By 9:30 p.m., Arradondo told Fox 9 News that while the vast majority of protesters were peaceful, there was looting happening as well as “significant property damage” and the “creation of Molotov cocktails.”
Protests, he said, “cannot be at the cost of others’ personal safety. We cannot have that.”
Later Wednesday night, the chief told MPR News that the demonstrations in Floyd’s name had been "hijacked" by some protesters and looters engaged in "criminal conduct."
Late Wednesday, Gov. Tim Walz took to Twitter to urge people to leave the area around Lake Street and Hiawatha Avenue because it had “evolved into an extremely dangerous situation.”

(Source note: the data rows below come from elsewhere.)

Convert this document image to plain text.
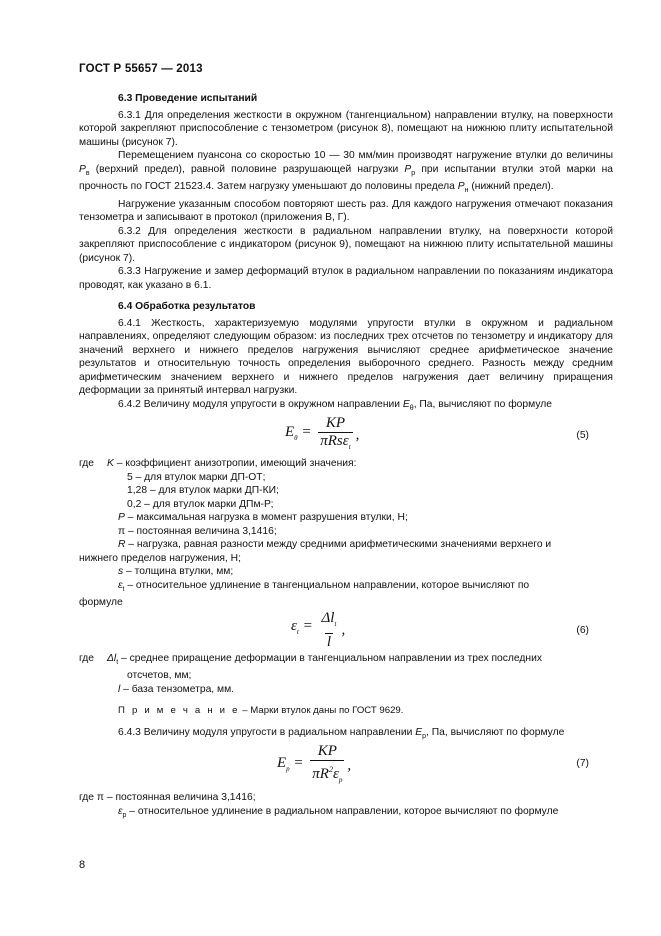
ГОСТ Р 55657 — 2013

6.3 Проведение испытаний

6.3.1 Для определения жесткости в окружном (тангенциальном) направлении втулку, на поверхности которой закрепляют приспособление с тензометром (рисунок 8), помещают на нижнюю плиту испытательной машины (рисунок 7).

Перемещением пуансона со скоростью 10 — 30 мм/мин производят нагружение втулки до величины $P_в$ (верхний предел), равной половине разрушающей нагрузки $P_р$ при испытании втулки этой марки на прочность по ГОСТ 21523.4. Затем нагрузку уменьшают до половины предела $P_н$ (нижний предел).

Нагружение указанным способом повторяют шесть раз. Для каждого нагружения отмечают показания тензометра и записывают в протокол (приложения В, Г).

6.3.2 Для определения жесткости в радиальном направлении втулку, на поверхности которой закрепляют приспособление с индикатором (рисунок 9), помещают на нижнюю плиту испытательной машины (рисунок 7).

6.3.3 Нагружение и замер деформаций втулок в радиальном направлении по показаниям индикатора проводят, как указано в 6.1.

6.4 Обработка результатов

6.4.1 Жесткость, характеризуемую модулями упругости втулки в окружном и радиальном направлениях, определяют следующим образом: из последних трех отсчетов по тензометру и индикатору для значений верхнего и нижнего пределов нагружения вычисляют среднее арифметическое значение результатов и относительную точность определения выборочного среднего. Разность между средним арифметическим значением верхнего и нижнего пределов нагружения дает величину приращения деформации за принятый интервал нагрузки.

6.4.2 Величину модуля упругости в окружном направлении $E_\theta$, Па, вычисляют по формуле

$E_\theta = \frac{KP}{\pi Rs\varepsilon_t}$ ,	(5)
где	K – коэффициент анизотропии, имеющий значения:

5 – для втулок марки ДП-ОТ;

1,28 – для втулок марки ДП-КИ;

0,2 – для втулок марки ДПм-Р;

P – максимальная нагрузка в момент разрушения втулки, Н;

π – постоянная величина 3,1416;

R – нагрузка, равная разности между средними арифметическими значениями верхнего и

нижнего пределов нагружения, Н;

s – толщина втулки, мм;

$\varepsilon_t$ – относительное удлинение в тангенциальном направлении, которое вычисляют по

формуле

$\varepsilon_t = \frac{\Delta l_t}{l}$ ,	(6)
где	$\Delta l_t$ – среднее приращение деформации в тангенциальном направлении из трех последних

отсчетов, мм;

l – база тензометра, мм.

П р и м е ч а н и е – Марки втулок даны по ГОСТ 9629.

6.4.3 Величину модуля упругости в радиальном направлении $E_р$, Па, вычисляют по формуле

$E_p = \frac{KP}{\pi R^2\varepsilon_p}$ ,	(7)

где π – постоянная величина 3,1416;

$\varepsilon_р$ – относительное удлинение в радиальном направлении, которое вычисляют по формуле

8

The 911 call that started it all
The initial emergency dispatch call on Monday that led to George Floyd's death in police custody had little urgency — a caller from the Cup Foods store on Chicago Avenue reporting someone using “fake bills.”
According to a transcript released by the Minneapolis police, the caller tells a dispatcher they asked the man to return the cigarettes he bought but that the the man is “drunk and not in control of himself” and refuses to give back the cigarettes.
The dispatcher asks three times to confirm the race of the suspect. The caller says he's sitting on a blue van, and provides a license number.
Floyd, 46, died in the ensuing interaction. Video shot by a bystander showed an officer pressing his knee into Floyd’s neck for several minutes as he pleaded with the officer that he couldn’t breathe.